A servidora pontua ainda que, além do aspecto financeiro, o Poder Judiciário leva em conta também o impacto ambiental. “O Brasil tem como maior fonte de energia as usinas hidrelétricas, que precisam de barragens em rios, que têm que fazer supressão da vegetação. Então, quando a gente fala de energia limpa igual às placas fotovoltaicas, que a gente consegue reaproveitar o espaço de um telhado, não precisa fazer esse impacto na natureza, a gente tem ganhos também no aspecto ambiental. Isso pra gente é bem importante! A gente contabiliza o lado financeiro, mas também pensa muito no impacto ambiental. Fora que a gente não utiliza fontes de carbonos fósseis. Por exemplo, a gente está diminuindo a emissão de gases do efeito estufa quando usa uma energia limpa. Isso ajuda no aspecto das mudanças climáticas, de tudo o que a gente vem sofrendo hoje em dia no planeta”, avalia.

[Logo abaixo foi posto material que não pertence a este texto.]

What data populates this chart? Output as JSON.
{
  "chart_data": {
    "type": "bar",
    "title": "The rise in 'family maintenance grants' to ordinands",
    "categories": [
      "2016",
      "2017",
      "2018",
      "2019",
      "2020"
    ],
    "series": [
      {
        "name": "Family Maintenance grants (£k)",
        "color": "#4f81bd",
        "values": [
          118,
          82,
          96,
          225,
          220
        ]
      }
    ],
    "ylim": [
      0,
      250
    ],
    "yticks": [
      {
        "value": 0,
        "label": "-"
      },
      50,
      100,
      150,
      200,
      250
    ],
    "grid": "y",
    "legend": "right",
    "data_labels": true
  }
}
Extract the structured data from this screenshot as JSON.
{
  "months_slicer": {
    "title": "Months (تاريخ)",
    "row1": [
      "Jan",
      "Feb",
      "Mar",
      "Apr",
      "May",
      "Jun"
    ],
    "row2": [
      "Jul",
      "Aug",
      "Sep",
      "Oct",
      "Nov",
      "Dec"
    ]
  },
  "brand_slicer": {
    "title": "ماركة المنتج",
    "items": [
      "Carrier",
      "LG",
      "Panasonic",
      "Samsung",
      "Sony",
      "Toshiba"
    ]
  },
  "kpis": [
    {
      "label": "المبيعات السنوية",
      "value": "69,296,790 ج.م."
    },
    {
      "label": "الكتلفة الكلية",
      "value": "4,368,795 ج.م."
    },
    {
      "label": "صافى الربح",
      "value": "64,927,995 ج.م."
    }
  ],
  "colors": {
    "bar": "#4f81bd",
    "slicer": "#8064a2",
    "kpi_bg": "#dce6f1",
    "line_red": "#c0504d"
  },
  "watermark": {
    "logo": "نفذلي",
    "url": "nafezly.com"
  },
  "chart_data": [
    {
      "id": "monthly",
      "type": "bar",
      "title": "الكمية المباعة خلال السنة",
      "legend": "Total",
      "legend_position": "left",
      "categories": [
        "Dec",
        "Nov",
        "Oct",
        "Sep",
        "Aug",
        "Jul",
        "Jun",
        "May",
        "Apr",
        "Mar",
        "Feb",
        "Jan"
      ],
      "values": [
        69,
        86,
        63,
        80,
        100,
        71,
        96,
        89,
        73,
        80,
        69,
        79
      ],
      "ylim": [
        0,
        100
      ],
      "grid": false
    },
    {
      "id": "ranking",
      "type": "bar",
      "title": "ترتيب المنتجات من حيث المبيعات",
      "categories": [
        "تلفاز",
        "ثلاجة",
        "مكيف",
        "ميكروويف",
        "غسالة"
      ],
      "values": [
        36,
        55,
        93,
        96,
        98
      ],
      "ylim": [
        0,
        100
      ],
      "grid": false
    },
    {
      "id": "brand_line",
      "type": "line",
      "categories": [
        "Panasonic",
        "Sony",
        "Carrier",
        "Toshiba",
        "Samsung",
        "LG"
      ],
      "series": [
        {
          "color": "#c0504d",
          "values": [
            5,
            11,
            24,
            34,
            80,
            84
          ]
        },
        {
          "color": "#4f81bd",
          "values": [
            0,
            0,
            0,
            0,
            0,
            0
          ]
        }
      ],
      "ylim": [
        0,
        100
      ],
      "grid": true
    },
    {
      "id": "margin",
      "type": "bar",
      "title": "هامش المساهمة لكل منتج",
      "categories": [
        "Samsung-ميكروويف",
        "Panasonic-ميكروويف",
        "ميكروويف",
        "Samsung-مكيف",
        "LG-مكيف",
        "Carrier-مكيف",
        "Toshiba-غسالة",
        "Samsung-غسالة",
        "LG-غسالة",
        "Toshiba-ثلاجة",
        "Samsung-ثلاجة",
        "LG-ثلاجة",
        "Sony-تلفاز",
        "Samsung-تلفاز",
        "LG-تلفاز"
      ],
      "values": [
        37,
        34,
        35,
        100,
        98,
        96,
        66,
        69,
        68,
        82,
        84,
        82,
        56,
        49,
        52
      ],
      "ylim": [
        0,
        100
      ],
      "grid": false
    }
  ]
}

ParaTodosVerem - Esta matéria possui recursos de texto alternativo para promover a inclusão das pessoas com deficiência visual. Foto 1: Imagem aérea das placas solares instaladas nos fundos do fórum de Cuiabá. Foto 2: Imagem aérea que mostra todo o prédio do Fórum de Várzea Grande, com o teto coberto por placas fotovoltaicas.